The use of Show Lo and Rainie Yang also illustrated the power of the Key Opinion Leader (KOL)tourism australia ranie yang show lo melbourne 2012 web in tourism marketing to the Chinese audience. Whether online or offline and whether led by celebrities or by influential bloggers, mass opinion is a very key sales driver in China.
While these “opinions” are almost always paid opinions, the distrust of public information services and the prevalence of the internet make their impact impossible for any business to ignore.
 
*Pictured: Taiwanese stars Show Lo and Rainie Yang at Melbourne’s Flinders Station in Melbourne as part of Tourism Australia’s China social media campaign. (Tourism Australia)

And finally, something a little more mundane but of no small importance – providing UnionPay withdrawal points or payment options is greatly appreciated. UnionPay is the dominant bankcard in China by a country mile, and as a UnionPay cardholder myself, I can vouch for the fact that major Australian banks have been slow on the uptake. UnionPay cards are currently only accepted by National Australia Bank, although Commonwealth Bank is planning future acceptance. Aside from Duty Free shopping, retail uptake has also been slow, although David Jones recently announced that it would accept the Chinese national bankcard.

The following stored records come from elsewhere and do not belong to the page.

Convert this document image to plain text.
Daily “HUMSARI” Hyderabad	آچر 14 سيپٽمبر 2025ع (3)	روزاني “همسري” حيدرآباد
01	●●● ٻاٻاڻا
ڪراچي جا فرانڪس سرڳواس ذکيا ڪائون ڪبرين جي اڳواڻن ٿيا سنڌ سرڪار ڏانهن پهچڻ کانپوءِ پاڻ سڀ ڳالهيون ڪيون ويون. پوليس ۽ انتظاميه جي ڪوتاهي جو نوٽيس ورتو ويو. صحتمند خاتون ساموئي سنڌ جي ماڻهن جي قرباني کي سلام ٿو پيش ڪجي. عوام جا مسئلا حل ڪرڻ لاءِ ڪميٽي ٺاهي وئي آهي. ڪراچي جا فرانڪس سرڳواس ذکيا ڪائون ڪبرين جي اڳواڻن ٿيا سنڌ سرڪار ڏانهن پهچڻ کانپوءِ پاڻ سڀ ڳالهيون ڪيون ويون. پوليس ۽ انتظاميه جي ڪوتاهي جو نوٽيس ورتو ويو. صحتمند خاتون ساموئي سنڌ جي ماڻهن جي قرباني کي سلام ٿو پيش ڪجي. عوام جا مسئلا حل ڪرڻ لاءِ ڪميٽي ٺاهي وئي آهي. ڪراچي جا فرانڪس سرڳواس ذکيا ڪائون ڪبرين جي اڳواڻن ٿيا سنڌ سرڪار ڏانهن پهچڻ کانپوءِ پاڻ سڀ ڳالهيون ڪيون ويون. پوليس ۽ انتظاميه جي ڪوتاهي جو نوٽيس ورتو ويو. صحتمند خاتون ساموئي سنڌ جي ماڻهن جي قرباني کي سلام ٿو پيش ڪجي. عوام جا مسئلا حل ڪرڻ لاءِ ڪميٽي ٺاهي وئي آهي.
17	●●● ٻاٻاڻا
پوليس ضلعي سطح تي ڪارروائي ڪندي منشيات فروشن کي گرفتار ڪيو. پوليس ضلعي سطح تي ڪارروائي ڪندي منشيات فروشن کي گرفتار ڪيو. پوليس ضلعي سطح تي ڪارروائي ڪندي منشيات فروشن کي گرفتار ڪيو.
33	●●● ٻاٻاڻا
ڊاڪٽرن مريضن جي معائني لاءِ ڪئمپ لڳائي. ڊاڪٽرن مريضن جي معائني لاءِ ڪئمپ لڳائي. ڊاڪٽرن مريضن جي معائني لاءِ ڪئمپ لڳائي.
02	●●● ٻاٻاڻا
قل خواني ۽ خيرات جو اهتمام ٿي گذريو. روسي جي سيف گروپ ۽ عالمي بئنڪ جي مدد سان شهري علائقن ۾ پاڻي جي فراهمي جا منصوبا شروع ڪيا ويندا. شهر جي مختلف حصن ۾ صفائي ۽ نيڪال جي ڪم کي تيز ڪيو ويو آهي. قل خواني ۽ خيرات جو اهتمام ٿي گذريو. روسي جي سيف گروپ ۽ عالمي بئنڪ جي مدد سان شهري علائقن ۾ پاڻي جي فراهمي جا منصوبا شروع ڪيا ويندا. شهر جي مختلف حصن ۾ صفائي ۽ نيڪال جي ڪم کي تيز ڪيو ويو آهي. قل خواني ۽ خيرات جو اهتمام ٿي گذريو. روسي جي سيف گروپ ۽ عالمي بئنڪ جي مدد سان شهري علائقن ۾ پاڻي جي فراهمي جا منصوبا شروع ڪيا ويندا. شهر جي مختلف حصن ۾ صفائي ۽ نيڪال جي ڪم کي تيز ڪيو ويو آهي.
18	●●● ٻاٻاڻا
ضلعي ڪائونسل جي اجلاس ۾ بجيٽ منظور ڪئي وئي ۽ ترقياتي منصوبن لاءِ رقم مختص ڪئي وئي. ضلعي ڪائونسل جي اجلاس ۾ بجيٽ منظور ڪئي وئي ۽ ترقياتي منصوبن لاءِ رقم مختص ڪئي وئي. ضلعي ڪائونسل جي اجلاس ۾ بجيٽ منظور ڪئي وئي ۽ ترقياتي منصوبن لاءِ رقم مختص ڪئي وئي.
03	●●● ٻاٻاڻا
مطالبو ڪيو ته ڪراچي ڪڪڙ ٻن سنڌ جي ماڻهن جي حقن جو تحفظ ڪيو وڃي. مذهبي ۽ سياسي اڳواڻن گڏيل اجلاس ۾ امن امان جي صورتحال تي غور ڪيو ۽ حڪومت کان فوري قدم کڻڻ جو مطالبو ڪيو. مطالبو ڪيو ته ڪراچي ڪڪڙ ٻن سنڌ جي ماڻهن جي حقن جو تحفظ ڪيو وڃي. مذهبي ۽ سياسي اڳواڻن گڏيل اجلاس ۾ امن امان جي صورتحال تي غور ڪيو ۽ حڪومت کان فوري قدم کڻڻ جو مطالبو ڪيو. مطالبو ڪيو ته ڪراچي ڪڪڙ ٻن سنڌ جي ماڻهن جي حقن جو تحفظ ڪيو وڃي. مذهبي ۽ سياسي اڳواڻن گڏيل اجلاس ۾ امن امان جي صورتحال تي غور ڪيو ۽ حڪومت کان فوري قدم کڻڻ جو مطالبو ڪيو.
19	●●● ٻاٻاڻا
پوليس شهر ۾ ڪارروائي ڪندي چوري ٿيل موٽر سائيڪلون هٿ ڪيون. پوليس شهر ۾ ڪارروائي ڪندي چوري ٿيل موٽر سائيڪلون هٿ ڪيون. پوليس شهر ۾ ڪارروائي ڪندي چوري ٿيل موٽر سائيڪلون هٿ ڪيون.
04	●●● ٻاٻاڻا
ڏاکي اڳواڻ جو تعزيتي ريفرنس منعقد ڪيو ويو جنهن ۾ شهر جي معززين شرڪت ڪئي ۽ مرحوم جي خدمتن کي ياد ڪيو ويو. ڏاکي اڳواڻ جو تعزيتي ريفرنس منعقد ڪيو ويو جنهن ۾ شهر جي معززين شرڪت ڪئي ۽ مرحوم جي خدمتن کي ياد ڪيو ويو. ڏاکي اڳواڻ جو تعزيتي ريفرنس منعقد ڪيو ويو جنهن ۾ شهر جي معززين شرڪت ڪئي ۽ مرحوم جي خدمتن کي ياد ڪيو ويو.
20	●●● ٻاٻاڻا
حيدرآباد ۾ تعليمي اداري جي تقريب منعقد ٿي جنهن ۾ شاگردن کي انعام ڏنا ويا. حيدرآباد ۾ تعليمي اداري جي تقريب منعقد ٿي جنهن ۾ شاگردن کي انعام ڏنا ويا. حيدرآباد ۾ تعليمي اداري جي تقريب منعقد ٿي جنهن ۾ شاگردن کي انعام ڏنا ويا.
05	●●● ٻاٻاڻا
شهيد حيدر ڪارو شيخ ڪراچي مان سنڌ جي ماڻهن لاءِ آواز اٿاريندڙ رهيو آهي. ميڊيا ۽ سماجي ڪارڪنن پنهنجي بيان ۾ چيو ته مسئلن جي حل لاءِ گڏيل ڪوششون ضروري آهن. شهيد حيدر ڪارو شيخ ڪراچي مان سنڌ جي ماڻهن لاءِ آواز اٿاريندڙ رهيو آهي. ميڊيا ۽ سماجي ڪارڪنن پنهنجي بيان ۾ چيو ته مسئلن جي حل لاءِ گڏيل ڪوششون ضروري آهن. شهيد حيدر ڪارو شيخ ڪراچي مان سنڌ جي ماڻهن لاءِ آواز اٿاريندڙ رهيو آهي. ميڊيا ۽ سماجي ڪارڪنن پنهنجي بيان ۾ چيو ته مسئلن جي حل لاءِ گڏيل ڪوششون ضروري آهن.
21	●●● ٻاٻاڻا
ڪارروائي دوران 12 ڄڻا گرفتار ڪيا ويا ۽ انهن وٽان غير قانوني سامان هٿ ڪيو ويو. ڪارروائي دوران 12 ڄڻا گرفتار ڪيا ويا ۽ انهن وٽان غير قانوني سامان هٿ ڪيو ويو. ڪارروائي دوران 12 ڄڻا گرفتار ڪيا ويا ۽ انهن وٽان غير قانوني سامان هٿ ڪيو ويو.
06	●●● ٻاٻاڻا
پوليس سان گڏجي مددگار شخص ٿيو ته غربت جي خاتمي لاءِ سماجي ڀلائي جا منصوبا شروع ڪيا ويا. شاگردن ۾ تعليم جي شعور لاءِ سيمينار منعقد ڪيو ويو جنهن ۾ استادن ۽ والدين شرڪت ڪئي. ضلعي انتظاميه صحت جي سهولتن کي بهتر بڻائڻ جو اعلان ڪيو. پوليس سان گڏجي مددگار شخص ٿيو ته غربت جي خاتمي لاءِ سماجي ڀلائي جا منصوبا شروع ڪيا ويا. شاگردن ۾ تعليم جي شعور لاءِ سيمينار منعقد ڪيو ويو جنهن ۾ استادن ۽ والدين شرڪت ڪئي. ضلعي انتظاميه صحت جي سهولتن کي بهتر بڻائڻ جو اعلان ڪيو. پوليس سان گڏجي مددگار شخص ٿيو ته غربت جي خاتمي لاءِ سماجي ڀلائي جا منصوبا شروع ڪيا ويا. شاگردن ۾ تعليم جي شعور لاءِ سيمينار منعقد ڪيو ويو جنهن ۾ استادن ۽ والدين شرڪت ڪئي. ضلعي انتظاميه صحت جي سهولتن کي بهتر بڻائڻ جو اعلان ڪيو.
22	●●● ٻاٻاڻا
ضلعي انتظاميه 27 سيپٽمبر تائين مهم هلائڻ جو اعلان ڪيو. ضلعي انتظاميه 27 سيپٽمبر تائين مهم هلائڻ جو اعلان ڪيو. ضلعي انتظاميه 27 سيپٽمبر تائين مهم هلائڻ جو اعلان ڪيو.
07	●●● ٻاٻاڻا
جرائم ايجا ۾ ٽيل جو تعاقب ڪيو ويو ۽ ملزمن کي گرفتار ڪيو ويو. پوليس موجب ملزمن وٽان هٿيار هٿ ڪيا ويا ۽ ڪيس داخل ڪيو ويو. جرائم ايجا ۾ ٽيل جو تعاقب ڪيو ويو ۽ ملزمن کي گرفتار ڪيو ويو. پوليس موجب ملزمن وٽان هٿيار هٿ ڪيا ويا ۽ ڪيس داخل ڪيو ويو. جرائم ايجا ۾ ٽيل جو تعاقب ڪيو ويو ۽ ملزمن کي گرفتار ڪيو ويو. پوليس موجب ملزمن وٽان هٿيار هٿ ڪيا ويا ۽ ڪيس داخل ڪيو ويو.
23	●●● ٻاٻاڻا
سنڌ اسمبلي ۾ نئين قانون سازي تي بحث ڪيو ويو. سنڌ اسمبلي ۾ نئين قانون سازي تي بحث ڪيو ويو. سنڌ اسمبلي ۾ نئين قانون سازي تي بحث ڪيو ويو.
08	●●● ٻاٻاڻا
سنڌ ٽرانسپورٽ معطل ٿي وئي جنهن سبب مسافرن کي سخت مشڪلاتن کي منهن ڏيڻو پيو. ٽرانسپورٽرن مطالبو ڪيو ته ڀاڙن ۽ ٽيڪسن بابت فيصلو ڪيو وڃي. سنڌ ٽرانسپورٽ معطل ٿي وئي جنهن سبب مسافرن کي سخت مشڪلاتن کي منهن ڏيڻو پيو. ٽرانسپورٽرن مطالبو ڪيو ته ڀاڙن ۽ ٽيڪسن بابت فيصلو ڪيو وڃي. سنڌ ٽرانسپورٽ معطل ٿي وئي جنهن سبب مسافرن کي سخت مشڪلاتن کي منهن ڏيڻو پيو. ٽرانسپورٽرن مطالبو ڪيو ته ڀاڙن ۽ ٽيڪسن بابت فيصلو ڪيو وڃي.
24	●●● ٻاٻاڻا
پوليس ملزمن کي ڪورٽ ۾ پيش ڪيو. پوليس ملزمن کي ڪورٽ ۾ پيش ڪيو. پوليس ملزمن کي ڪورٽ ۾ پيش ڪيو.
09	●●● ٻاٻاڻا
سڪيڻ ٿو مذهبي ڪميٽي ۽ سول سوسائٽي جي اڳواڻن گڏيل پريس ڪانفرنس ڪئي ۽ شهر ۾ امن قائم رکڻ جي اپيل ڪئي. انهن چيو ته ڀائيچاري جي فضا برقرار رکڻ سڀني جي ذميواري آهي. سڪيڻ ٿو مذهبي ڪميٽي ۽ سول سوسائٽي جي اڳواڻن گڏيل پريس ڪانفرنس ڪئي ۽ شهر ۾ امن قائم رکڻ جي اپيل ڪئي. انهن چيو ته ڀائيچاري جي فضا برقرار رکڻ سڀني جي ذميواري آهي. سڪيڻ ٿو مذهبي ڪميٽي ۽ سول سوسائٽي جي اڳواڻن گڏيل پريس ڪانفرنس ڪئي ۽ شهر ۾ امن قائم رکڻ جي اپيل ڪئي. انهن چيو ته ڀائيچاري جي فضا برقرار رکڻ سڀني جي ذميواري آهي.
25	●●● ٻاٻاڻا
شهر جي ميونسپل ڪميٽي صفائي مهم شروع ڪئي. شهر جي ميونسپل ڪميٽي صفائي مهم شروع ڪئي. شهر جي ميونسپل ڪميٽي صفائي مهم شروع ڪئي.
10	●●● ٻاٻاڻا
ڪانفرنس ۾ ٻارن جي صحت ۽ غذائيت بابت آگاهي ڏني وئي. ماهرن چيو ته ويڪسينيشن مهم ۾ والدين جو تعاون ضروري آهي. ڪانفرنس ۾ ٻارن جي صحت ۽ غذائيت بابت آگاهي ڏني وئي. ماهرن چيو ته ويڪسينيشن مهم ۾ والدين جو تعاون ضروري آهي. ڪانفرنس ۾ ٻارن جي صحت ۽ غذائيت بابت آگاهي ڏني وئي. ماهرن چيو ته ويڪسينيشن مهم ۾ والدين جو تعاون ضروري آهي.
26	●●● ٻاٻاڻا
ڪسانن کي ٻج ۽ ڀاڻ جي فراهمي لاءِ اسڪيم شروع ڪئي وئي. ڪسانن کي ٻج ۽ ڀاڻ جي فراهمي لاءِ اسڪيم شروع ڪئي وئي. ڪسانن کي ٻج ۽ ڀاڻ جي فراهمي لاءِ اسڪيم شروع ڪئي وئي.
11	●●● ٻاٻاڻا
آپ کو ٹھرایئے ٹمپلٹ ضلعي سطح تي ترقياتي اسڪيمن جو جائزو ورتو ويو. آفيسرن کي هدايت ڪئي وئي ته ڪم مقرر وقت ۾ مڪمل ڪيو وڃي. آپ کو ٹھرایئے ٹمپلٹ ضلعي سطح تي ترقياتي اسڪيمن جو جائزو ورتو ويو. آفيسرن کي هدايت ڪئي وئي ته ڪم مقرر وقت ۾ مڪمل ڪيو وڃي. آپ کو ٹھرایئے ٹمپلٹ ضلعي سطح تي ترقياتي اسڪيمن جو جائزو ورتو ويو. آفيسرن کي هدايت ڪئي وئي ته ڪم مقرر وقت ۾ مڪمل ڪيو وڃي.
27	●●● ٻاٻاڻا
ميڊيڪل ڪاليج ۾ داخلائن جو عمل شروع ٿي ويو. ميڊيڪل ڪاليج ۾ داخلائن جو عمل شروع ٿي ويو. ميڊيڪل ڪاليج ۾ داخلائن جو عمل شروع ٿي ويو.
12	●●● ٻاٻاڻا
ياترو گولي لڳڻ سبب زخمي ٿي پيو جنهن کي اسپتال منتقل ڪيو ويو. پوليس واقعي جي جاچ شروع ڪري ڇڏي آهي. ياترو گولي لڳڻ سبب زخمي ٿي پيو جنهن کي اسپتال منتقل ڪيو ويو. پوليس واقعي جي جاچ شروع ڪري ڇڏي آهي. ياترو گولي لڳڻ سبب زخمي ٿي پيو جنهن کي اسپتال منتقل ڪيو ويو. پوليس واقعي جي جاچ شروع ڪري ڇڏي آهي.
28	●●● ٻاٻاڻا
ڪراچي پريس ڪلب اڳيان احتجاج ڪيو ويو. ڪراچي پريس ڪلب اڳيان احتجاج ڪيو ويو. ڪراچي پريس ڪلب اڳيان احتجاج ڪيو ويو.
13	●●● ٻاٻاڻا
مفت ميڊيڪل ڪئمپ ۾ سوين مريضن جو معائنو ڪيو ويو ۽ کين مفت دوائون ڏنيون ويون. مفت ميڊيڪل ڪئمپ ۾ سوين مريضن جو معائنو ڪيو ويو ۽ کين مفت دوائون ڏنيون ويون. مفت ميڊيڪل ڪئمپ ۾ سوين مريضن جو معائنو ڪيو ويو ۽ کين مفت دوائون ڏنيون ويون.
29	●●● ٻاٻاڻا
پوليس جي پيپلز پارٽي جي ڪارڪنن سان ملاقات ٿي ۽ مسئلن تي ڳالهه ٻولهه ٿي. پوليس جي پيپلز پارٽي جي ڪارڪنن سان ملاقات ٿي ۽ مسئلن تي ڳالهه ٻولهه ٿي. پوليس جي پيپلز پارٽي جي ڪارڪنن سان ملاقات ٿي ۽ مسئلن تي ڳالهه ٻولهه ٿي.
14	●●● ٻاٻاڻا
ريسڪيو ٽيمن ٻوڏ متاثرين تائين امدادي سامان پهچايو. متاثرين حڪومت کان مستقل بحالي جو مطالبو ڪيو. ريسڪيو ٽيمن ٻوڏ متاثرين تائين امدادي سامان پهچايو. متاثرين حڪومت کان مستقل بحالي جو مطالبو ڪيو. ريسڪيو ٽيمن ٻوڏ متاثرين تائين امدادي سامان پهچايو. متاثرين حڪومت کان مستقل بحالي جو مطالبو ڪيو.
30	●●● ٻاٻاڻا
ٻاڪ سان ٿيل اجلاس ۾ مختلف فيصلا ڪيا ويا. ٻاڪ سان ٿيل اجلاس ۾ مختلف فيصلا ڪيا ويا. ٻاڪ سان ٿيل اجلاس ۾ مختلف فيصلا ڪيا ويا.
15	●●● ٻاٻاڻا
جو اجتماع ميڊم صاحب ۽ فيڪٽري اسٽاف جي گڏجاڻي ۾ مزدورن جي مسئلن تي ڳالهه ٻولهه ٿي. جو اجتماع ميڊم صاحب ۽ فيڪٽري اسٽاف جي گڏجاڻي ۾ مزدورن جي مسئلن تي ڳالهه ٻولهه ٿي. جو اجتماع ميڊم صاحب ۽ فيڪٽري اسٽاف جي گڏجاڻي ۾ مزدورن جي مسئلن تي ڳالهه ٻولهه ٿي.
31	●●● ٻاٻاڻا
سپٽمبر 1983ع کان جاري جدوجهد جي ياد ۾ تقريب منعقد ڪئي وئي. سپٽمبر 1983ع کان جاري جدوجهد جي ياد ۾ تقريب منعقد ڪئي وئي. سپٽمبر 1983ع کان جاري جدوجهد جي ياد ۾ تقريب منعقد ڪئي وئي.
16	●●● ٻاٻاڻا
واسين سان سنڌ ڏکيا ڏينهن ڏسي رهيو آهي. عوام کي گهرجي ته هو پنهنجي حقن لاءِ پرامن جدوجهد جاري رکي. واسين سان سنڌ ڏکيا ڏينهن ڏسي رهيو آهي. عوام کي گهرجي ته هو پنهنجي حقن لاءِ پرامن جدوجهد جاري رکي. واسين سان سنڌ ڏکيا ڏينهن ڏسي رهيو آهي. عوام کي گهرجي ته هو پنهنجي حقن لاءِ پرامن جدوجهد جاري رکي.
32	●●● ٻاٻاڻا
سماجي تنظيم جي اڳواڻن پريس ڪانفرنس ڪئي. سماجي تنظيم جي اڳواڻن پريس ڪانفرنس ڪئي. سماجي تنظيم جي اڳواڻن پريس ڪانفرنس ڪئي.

Meanwhile back in Nanjing, Ding Jinhao’s parents aren’t too impressed. His father begged netizens to stop harassing his now 15 year-old son, while his mother told a local newspaper, “We want to apologise to the Egyptian people and to people who have paid attention to this case across China.” So while Chinese attitudes to behaviour abroad slowly change, so too must we. Chinese tourists will continue to come and Australian business needs to be ready.